Deborah Cohen, Helen Fulton, Liz Gloyn, Stephen Halliday and R. C. Richardson...

A weekly look over the shoulders of our scholar-reviewers

March 5, 2015

Deborah Cohen, professor of history, Northwestern University, is reading Matt Cook’s Queer Domesticities: Homosexuality and Home Life in Twentieth-Century London (Palgrave Macmillan, 2014). “Framed by a set of evocative case studies that take us from the House Beautiful of the 1890s to the gay liberation bedsit of the 1970s, Cook persuasively demonstrates that the more you scrutinise the home, the more intersections you see between the so-called ‘normative’ worlds of domesticity and privacy and their queer variants. It’s a book that deftly balances the individual and the general to reach compelling conclusions about both.”

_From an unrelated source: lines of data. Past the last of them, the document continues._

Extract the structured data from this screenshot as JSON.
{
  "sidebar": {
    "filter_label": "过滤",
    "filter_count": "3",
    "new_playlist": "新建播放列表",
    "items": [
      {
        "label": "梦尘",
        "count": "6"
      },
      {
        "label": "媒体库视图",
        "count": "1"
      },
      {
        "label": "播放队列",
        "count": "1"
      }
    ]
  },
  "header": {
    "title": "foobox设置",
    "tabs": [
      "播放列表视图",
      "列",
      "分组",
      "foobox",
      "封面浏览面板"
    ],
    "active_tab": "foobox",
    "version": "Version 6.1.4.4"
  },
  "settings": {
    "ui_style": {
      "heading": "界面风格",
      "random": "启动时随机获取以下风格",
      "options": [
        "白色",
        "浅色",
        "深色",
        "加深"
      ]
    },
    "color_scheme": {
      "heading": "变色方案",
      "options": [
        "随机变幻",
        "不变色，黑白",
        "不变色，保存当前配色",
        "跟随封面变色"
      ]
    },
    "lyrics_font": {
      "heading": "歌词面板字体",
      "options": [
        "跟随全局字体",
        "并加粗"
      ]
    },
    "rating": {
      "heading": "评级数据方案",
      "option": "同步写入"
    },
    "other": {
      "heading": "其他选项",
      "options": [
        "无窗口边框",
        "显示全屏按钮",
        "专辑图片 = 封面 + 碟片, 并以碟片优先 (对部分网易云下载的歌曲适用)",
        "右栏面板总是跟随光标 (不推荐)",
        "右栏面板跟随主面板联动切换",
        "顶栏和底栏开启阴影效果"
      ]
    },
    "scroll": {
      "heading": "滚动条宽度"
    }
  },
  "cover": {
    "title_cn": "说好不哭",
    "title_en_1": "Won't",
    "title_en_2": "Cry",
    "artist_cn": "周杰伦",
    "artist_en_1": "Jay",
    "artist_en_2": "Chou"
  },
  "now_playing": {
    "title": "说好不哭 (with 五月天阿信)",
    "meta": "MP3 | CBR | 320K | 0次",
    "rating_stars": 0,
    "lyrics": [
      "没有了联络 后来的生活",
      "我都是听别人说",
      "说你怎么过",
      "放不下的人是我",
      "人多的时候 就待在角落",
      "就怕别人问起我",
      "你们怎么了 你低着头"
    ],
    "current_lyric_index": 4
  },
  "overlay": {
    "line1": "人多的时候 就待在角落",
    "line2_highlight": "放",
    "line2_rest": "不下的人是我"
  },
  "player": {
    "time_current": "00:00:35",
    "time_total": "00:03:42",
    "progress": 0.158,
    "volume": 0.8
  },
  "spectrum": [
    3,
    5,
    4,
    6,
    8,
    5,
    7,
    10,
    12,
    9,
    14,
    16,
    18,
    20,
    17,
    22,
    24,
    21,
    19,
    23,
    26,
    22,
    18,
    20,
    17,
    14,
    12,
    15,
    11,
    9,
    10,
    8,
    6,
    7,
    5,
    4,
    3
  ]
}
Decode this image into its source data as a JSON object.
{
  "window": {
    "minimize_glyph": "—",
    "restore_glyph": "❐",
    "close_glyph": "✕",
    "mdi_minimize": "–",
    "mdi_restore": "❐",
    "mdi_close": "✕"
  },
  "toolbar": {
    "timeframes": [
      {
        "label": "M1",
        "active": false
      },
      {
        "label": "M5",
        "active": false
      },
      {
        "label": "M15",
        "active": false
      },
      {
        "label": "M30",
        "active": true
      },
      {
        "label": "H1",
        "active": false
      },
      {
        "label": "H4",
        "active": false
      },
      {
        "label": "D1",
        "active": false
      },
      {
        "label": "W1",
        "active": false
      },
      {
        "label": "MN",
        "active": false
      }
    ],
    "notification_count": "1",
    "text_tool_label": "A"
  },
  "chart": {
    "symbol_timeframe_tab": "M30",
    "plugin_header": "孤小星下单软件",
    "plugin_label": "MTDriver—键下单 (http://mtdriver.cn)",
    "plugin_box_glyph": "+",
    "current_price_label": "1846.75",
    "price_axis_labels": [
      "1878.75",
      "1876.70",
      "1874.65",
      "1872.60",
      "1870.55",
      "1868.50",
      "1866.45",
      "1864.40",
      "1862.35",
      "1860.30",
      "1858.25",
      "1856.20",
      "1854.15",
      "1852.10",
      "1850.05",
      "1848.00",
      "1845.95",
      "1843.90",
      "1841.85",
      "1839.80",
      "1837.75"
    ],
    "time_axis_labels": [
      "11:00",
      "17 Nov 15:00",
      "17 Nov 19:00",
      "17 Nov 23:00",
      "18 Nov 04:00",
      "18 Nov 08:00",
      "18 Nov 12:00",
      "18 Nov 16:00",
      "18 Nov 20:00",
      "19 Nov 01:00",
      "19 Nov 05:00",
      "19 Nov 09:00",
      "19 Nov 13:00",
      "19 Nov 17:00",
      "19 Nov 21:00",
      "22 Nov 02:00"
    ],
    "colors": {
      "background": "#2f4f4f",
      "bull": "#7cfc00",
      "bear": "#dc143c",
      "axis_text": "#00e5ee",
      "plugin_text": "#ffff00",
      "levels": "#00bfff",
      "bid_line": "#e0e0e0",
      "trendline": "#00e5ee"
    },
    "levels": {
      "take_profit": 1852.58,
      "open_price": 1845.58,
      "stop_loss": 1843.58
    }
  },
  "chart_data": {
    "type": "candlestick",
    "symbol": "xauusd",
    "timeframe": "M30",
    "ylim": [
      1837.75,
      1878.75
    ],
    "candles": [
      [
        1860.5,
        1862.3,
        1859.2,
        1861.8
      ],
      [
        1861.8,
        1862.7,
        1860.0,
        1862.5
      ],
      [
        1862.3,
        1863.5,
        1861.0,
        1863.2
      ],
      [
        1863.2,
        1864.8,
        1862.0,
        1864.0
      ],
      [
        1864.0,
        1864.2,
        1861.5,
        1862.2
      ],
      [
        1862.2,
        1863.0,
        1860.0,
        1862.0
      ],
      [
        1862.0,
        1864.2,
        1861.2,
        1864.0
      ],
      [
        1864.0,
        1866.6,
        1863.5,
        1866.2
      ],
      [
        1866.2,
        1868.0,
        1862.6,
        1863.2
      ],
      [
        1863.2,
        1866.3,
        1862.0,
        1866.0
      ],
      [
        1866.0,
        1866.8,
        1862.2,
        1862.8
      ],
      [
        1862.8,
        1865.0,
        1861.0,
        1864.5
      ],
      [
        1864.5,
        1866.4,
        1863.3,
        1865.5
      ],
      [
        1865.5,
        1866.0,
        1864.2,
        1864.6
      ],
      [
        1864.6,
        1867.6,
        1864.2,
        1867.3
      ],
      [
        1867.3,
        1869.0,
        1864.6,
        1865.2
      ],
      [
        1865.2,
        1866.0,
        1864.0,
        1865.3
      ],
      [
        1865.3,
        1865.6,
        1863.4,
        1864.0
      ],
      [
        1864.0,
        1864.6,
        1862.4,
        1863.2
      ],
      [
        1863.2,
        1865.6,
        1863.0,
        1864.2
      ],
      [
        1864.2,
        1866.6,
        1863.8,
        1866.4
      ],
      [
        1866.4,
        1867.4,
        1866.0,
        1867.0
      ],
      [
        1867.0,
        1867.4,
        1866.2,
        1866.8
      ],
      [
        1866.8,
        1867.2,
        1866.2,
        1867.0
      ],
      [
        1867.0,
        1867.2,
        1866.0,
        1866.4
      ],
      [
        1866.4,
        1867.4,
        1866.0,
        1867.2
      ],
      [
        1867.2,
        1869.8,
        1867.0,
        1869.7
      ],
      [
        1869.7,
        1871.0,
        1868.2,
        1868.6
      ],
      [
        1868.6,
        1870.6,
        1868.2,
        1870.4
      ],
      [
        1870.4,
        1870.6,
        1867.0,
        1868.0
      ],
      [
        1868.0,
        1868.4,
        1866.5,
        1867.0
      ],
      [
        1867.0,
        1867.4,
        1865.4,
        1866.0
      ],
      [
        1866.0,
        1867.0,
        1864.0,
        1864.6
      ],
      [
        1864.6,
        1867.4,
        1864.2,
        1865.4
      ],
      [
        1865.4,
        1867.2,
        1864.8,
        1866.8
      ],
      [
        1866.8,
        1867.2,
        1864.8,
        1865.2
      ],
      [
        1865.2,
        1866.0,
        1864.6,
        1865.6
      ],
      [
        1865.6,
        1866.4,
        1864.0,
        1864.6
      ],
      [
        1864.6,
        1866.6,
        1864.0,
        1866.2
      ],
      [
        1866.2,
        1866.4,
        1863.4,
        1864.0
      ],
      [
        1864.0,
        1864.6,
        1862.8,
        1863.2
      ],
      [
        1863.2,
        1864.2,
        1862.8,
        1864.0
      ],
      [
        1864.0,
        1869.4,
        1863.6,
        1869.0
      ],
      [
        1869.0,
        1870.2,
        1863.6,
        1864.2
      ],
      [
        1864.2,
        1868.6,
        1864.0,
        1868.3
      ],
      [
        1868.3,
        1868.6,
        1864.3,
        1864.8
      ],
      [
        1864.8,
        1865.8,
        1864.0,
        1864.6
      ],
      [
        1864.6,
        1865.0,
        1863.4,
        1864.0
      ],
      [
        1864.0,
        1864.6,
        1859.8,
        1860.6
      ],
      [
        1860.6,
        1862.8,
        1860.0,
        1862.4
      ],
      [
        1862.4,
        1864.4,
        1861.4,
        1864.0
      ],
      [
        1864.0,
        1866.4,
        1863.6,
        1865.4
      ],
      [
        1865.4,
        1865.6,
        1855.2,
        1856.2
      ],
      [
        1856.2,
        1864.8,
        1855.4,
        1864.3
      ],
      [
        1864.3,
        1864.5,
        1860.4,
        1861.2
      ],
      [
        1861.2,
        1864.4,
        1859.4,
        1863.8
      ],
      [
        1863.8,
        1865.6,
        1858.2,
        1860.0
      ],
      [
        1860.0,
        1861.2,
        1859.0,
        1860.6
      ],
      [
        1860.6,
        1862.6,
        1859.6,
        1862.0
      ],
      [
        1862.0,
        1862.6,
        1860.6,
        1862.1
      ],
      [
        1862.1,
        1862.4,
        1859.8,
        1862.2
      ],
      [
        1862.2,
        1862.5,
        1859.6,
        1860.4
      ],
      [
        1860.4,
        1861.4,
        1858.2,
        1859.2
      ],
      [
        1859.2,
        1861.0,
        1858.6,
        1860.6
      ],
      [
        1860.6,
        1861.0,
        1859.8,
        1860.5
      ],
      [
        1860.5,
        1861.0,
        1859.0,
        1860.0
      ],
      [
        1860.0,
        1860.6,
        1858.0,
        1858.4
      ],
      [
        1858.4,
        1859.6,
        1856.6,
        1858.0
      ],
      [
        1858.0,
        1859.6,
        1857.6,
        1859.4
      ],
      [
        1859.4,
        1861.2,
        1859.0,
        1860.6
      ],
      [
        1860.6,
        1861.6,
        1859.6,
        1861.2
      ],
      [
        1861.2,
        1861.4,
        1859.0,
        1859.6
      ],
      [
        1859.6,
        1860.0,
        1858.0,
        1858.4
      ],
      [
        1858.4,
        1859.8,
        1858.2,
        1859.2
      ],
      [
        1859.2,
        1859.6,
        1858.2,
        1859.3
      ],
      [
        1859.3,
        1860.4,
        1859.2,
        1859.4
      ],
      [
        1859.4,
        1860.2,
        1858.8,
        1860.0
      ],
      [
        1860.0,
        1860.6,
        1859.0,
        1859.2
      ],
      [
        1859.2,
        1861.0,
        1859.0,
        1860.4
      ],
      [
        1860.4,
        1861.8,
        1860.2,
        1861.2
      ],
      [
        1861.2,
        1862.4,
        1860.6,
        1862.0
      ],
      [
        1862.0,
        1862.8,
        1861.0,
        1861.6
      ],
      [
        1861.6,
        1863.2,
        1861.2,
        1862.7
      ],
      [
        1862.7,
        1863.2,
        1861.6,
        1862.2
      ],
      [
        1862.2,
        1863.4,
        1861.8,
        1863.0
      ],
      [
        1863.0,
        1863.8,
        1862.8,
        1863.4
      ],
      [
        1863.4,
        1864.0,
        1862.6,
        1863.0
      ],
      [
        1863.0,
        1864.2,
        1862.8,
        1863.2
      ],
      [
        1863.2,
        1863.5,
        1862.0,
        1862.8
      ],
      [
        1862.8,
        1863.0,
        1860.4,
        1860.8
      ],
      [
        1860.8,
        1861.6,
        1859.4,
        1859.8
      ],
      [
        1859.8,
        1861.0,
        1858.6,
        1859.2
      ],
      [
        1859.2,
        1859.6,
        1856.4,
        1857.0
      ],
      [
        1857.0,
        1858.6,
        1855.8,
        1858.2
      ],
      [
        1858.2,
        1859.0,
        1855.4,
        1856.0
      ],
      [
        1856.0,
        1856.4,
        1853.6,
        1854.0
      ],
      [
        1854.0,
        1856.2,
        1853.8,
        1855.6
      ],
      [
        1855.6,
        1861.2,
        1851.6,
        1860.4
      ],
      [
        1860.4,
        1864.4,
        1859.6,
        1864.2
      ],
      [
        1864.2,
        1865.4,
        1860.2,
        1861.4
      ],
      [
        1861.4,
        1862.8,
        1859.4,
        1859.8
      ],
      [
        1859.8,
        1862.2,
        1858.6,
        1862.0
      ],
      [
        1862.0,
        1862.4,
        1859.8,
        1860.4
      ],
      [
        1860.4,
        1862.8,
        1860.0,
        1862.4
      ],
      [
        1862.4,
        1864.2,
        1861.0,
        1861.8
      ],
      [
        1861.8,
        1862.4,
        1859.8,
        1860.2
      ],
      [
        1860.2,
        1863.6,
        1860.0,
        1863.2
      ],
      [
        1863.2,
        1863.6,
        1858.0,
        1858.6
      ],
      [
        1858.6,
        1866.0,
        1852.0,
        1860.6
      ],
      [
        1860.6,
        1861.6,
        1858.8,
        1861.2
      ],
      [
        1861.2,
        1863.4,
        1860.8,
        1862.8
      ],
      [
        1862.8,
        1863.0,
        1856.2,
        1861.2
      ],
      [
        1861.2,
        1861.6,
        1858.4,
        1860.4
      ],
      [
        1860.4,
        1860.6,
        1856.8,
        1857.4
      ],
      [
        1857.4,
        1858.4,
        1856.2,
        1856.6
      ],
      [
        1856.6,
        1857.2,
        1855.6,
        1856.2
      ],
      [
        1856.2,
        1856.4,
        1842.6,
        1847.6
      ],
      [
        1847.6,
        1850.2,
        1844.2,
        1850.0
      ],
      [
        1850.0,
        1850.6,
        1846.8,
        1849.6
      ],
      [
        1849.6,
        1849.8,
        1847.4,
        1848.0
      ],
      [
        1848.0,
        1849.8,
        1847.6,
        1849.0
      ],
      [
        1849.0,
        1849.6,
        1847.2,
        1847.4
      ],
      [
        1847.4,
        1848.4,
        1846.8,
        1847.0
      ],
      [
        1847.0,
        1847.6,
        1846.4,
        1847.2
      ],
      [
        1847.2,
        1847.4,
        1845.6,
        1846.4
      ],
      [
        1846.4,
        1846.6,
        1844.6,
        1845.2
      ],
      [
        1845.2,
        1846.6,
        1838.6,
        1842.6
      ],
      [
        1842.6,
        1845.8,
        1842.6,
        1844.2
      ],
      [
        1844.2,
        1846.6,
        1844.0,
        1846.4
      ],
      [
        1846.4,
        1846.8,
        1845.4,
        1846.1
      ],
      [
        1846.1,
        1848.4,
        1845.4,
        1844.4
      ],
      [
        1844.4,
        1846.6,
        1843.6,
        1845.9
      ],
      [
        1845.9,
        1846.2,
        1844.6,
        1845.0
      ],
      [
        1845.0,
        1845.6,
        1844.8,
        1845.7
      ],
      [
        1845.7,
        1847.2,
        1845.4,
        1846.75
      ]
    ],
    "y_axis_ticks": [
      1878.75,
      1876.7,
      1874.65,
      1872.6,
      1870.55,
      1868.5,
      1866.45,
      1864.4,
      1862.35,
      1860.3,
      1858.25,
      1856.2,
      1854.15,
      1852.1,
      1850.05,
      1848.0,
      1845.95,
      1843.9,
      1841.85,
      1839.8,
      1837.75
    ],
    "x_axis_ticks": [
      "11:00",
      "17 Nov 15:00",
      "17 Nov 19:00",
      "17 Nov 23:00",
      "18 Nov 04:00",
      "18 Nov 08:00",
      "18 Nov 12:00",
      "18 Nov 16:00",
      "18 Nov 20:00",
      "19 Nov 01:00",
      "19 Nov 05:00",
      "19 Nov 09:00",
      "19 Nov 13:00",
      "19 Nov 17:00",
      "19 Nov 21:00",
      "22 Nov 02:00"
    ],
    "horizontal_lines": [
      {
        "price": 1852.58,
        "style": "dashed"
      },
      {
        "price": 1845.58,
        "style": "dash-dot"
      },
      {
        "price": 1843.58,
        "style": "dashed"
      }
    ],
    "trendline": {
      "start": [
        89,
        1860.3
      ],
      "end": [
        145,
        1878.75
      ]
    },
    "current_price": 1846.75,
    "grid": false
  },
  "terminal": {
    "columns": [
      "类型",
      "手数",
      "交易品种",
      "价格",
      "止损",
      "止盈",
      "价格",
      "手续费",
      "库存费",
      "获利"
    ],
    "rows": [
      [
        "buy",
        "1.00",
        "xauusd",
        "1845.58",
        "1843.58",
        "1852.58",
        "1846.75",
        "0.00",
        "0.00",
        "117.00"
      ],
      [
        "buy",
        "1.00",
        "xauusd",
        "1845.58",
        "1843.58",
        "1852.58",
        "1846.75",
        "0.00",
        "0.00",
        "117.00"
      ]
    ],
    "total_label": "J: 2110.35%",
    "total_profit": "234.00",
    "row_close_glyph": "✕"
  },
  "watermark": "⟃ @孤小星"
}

Book review: Chronicles of the First Crusade, edited by Christopher Tyerman

Helen Fulton, professor of medieval literature, University of Bristol, is reading Chronicles of the First Crusade, edited by Christopher Tyerman (Penguin, 2012). “Proclaimed by Pope Urban II in 1095, the First Crusade culminated in the capture of Jerusalem in 1099. Tyerman has divided the story into chronological sections, from Urban’s call to arms to the ghastly slaughter inflicted on the inhabitants of Jerusalem, and provides eyewitness accounts from Western, Jewish and Muslim writers. A fascinating and disturbing piece of living history.”


Book review: Villette, by Charlotte Bronte

Liz Gloyn, lecturer in Classics, Royal Holloway, University of London, is reading Charlotte Brontë’s Villette (Penguin, 2004). “Lucy Snowe ends up as an English teacher in the small town of Villette (a fictional version of Brussels) and narrates to the reader affairs of the heart and of her profession. The figure of M. Paul Emanuel and his emotionally abusive relationship with Lucy sends shivers up the spine. As the book progresses, the reader increasingly questions Lucy’s interpretation of events, until the unexpected resolution.”


Book review: The Best of ‘Dear Bill’: The Collected Letters of Denis Thatcher

Stephen Halliday, panel tutor in history, Institute of Continuing Education, University of Cambridge, is reading Richard Ingrams’ and John Wells’ The Best of ‘Dear Bill’: The Collected Letters of Denis Thatcher (André Deutsch, 1986). “A satirical ‘insider’s’ view of the Thatcher years, delivered with a sharp humour and political incorrectness of which Aristophanes would have been proud. Too funny to read in public because of the risk of embarrassment. A classic.”


Book review: Belle: The True Story of Dido Belle, by Paula Byrne

R. C. Richardson, emeritus professor of history, University of Winchester, is reading Paula Byrne’s Belle: The True Story of Dido Belle (William Collins, 2014). “In the wake of the 2013 Amma Asante film, this book examines the intriguing history of an illegitimate mixed-race girl who was adopted by Lord Chief Justice Mansfield in the late 18th century and who may have influenced his landmark legal judgments that assisted in the eventual abolition of the slave trade. Byrne’s surmisings attempt to fill in the gaps in the story, and Jane Austen’s Mansfield Park is appealed to by way of comparison.”